If you’re using HEY, that expectation doesn’t always hold. Many users find that email forwarding either doesn’t work at all, works inconsistently, or behaves very differently from what they’re used to with other providers.

This post explains why that happens, what HEY actually supports, and what your options are if forwarding is important to you.

HEY inbox showing repeated messages saying forwarded emails could not be delivered
When your inbox fills up with messages explaining that forwarding isn’t working.

HEY’s approach to email forwarding is intentionally limited

HEY does support email forwarding, but it’s not designed as a flexible automation feature. It’s primarily intended for:

  • Temporarily forwarding all mail elsewhere
  • Transitioning away from HEY
  • Basic, whole-account forwarding

If you’re expecting rule-based forwarding — such as forwarding only certain senders, subjects, or types of email — HEY doesn’t offer that functionality.

That difference in intent is at the root of most forwarding frustrations.


Common reasons forwarding appears “not to work”

In practice, forwarding issues usually come down to one of a few causes.

HEY does not forward spam

If HEY classifies a message as spam, it will not be forwarded. From HEY’s perspective, this is a feature rather than a bug — forwarding spam just spreads unwanted email.

From a user’s point of view, it can feel like forwarding is broken when certain emails never reach the destination inbox.


There are no conditional forwarding rules

HEY does not support conditional forwarding. You can’t forward:

  • Only emails from specific senders
  • Only emails with attachments
  • Only emails matching certain subjects

It’s all or nothing. If you’re coming from providers like Gmail or Fastmail, this can feel like a significant limitation.


Forwarding is not designed for long-term parallel inboxes

Some people try to use HEY as a primary inbox while forwarding copies elsewhere for archiving or backup. That setup isn’t what HEY’s forwarding feature is built for, and results can be inconsistent depending on message type and filtering.


What HEY forwarding does support

To be clear, forwarding in HEY does work — within narrow boundaries.

You can:

  • Forward all incoming mail from your HEY account to another address
  • Forward mail out of HEY if you’re moving away
  • Forward mail into HEY from other providers (such as Gmail or iCloud) after verification

What you can’t do is treat forwarding as a programmable workflow.

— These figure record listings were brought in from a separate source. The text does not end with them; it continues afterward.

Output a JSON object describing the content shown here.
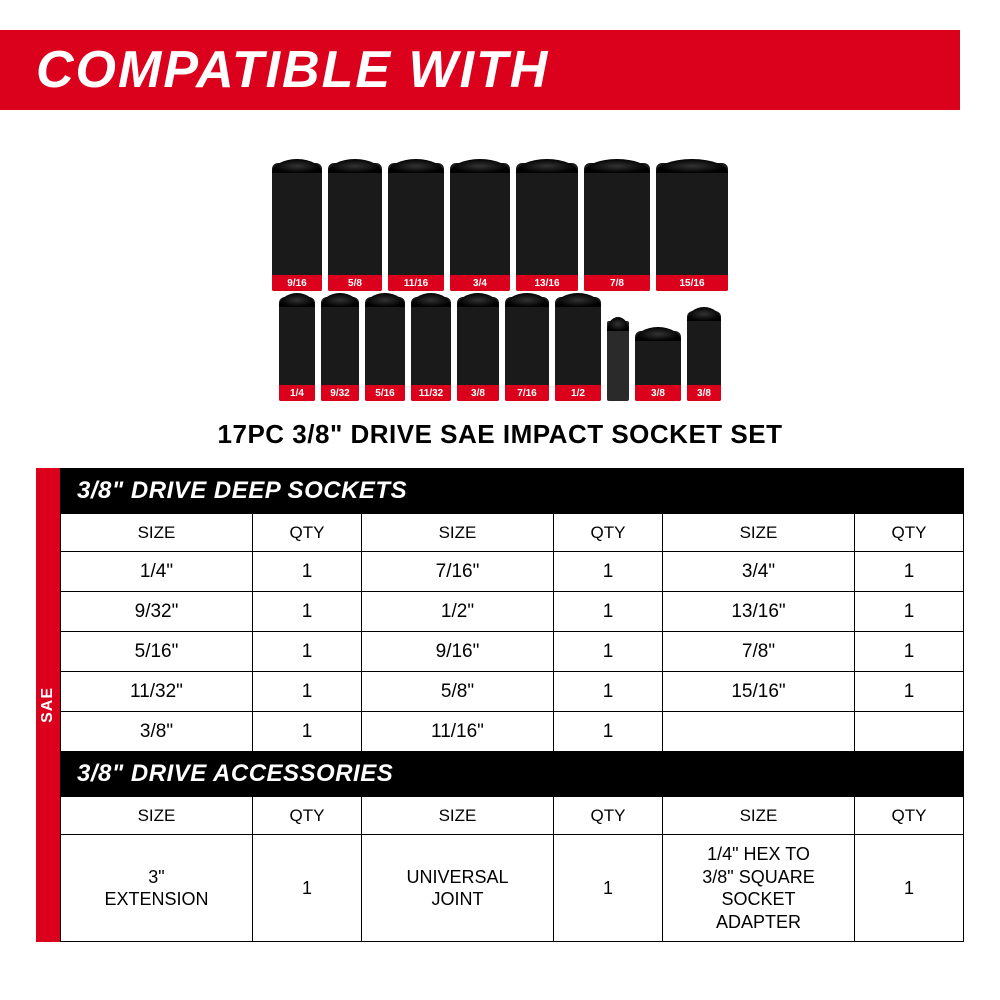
{
  "colors": {
    "brand_red": "#db011c",
    "black": "#000000",
    "white": "#ffffff"
  },
  "typography": {
    "header_fontsize": 52,
    "header_weight": 900,
    "header_style": "italic",
    "product_title_fontsize": 26,
    "section_header_fontsize": 24,
    "col_header_fontsize": 17,
    "data_cell_fontsize": 19
  },
  "header": {
    "title": "COMPATIBLE WITH"
  },
  "product": {
    "title": "17PC 3/8\" DRIVE SAE IMPACT SOCKET SET",
    "top_row_sizes": [
      "9/16",
      "5/8",
      "11/16",
      "3/4",
      "13/16",
      "7/8",
      "15/16"
    ],
    "top_row_widths": [
      50,
      54,
      56,
      60,
      62,
      66,
      72
    ],
    "top_row_height": 128,
    "bottom_row_sizes": [
      "1/4",
      "9/32",
      "5/16",
      "11/32",
      "3/8",
      "7/16",
      "1/2",
      "",
      "3/8",
      "3/8"
    ],
    "bottom_row_widths": [
      36,
      38,
      40,
      40,
      42,
      44,
      46,
      22,
      46,
      34
    ],
    "bottom_row_height": 104
  },
  "tab": {
    "label": "SAE"
  },
  "sections": {
    "sockets": {
      "title": "3/8\" DRIVE DEEP SOCKETS",
      "headers": {
        "size": "SIZE",
        "qty": "QTY"
      },
      "columns": [
        [
          {
            "size": "1/4\"",
            "qty": "1"
          },
          {
            "size": "9/32\"",
            "qty": "1"
          },
          {
            "size": "5/16\"",
            "qty": "1"
          },
          {
            "size": "11/32\"",
            "qty": "1"
          },
          {
            "size": "3/8\"",
            "qty": "1"
          }
        ],
        [
          {
            "size": "7/16\"",
            "qty": "1"
          },
          {
            "size": "1/2\"",
            "qty": "1"
          },
          {
            "size": "9/16\"",
            "qty": "1"
          },
          {
            "size": "5/8\"",
            "qty": "1"
          },
          {
            "size": "11/16\"",
            "qty": "1"
          }
        ],
        [
          {
            "size": "3/4\"",
            "qty": "1"
          },
          {
            "size": "13/16\"",
            "qty": "1"
          },
          {
            "size": "7/8\"",
            "qty": "1"
          },
          {
            "size": "15/16\"",
            "qty": "1"
          }
        ]
      ]
    },
    "accessories": {
      "title": "3/8\" DRIVE ACCESSORIES",
      "headers": {
        "size": "SIZE",
        "qty": "QTY"
      },
      "items": [
        {
          "size": "3\"\nEXTENSION",
          "qty": "1"
        },
        {
          "size": "UNIVERSAL\nJOINT",
          "qty": "1"
        },
        {
          "size": "1/4\" HEX TO\n3/8\" SQUARE\nSOCKET\nADAPTER",
          "qty": "1"
        }
      ]
    }
  }
}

Cartoon illustration of a confused person looking at a laptop showing an email forwarding error
When email forwarding doesn’t behave quite the way you expect.

Why this feels different from other email providers

HEY is built around a specific philosophy: fewer interruptions, less automation, and more deliberate email handling.

That philosophy works well for features like screening, reply-later, and inbox organisation. But it also means HEY avoids adding background automation that encourages invisible complexity.

Email forwarding exists, but it isn’t treated as a core feature.


Practical workarounds if you need more control

If forwarding matters to you, there are a couple of realistic options.

Use an intermediary inbox

Some users forward everything from HEY to another email provider and then apply filtering rules there. This adds complexity, but it restores flexibility.

Update important senders directly

Instead of relying on forwarding, change key accounts and services to send email directly to the address you actually want to use long-term.

This avoids forwarding entirely and reduces failure points.


Final thoughts

If HEY.com email forwarding feels unreliable, it’s usually not broken — it’s just limited by design.

HEY prioritises a focused inbox experience over advanced automation. For some users, that trade-off is worthwhile. For others, especially those who depend on forwarding rules, it can be frustrating.

Understanding that distinction helps set expectations and makes it easier to decide whether HEY’s approach fits how you actually use email.